Notice the line in 02-kafka.yaml
where we provide a value for KAFKA_ADVERTISED_LISTENERS
. To ensure that Zookeeper and Kafka can communicate by using this hostname (kafka-broker
), we need to add the following entry to the /etc/hosts
file on our local machine:
127.0.0.1 kafka-broker
Testing Kafka Topics
In order to test that we can send and retrieve messages from a topic in Kafka, we will need to expose a port for Kafka to make it accessible from localhost. We run the following command to expose a port:
$ kubectl port-forward kafka-broker-5c55f544d4-hrgnv 9092 -n kafka
Forwarding from 127.0.0.1:9092 -> 9092
Forwarding from [::1]:9092 -> 9092
The above command kafka-broker-5c55f544d4-hrgnv
references the k8s pod that we saw above when we listed the pods in our kafka
namespace. This command makes the port 9092
of that pod available outside of the Minikube k8s cluster at localhost:9092
.
To easily send and retrieve messages from Kafka, we’ll use a command-line tool named KCat (formerly Kafkacat). To create a message and a topic named test, we run the following command:
$ echo "hello world!" | kafkacat -P -b localhost:9092 -t test
The command should execute without errors, indicating that producers are communicating fine with Kafka in k8s. How do we see what messages are currently on the queue named test
? We run the following command:
$ kafkacat -C -b localhost:9092 -t test
hello world!
% Reached end of topic test [0] at offset 1
We did it! We have successfully deployed Kafka with Kubernetes!
Next Steps
Kafka is a key player for organizations that are interested in implementing real-time, event-driven architectures and systems. Deploying Kafka with Kubernetes is a great start, but organizations will also need to figure out how to make Kafka work seamlessly and securely with their existing API ecosystems. What they’ll need are tools to handle management and security for the entire lifecycle of their APIs.
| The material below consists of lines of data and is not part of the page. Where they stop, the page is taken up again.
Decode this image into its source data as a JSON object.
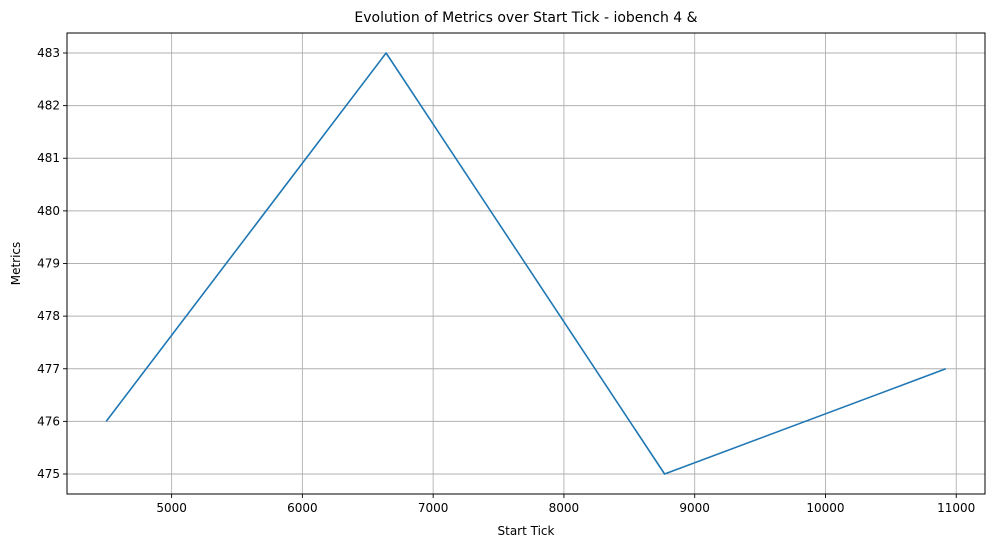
{
  "chart_data": {
    "type": "line",
    "title": "Evolution of Metrics over Start Tick - iobench 4 &",
    "xlabel": "Start Tick",
    "ylabel": "Metrics",
    "xlim": [
      4200,
      11220
    ],
    "ylim": [
      474.62,
      483.38
    ],
    "xticks": [
      5000,
      6000,
      7000,
      8000,
      9000,
      10000,
      11000
    ],
    "yticks": [
      475,
      476,
      477,
      478,
      479,
      480,
      481,
      482,
      483
    ],
    "grid": true,
    "series": [
      {
        "color": "#1f77b4",
        "x": [
          4500,
          6640,
          8770,
          10920
        ],
        "y": [
          476,
          483,
          475,
          477
        ]
      }
    ]
  }
}
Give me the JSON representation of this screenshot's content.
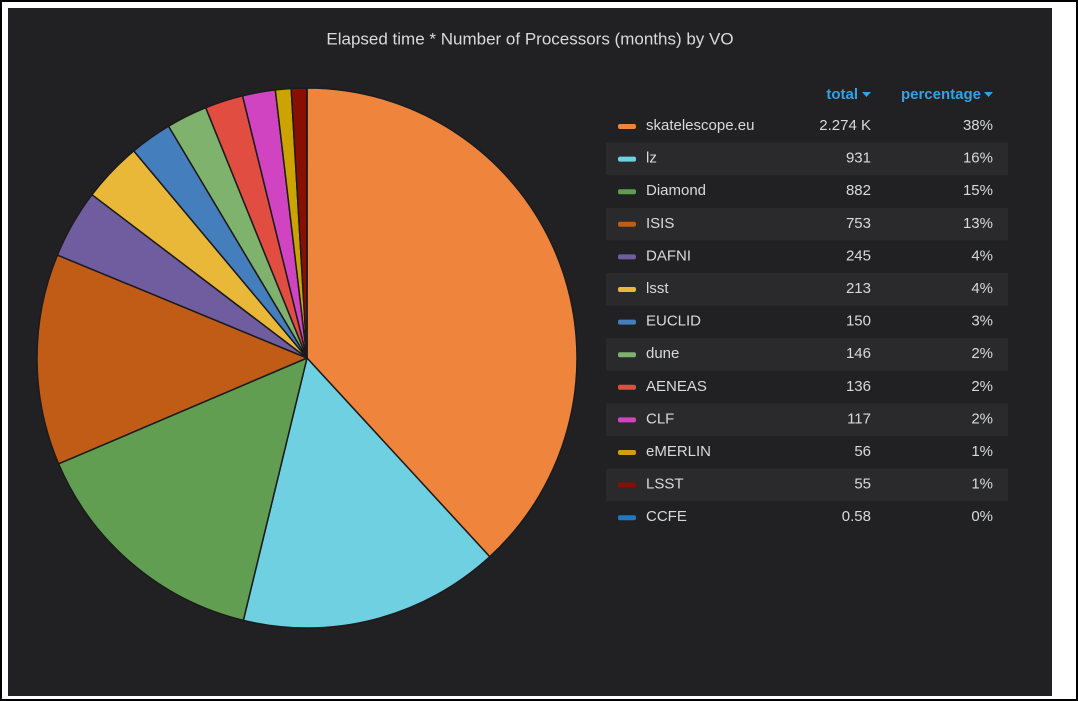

Among the providers out there, I came across Gravitee, one of the leading solutions that’s particularly focused on helping organizations manage, secure, govern, and productize their API ecosystems — no matter what protocols, services, or styles they’re building on top of. Gravitee even has a Kafka connector that ingests data by exposing endpoints that transform requests into messages that can then be published to your Kafka topic. It can also stream Kafka events to consumers with web-friendly protocols like Websocket.
Conclusion
In this article, we’ve talked about how Kafka helps choreograph microservice architectures by being a central nervous system relaying messages to and from many different services. For deploying Kafka, we’ve looked at Kubernetes, a powerful container orchestration platform that you can run locally (with Minikube) or in production environments with cloud providers. Lastly, we demonstrated how to use Minikube to set up a local Kubernetes cluster, deploy Kafka, and then verify a successful deployment and configuration using KCat.
Happy deploying!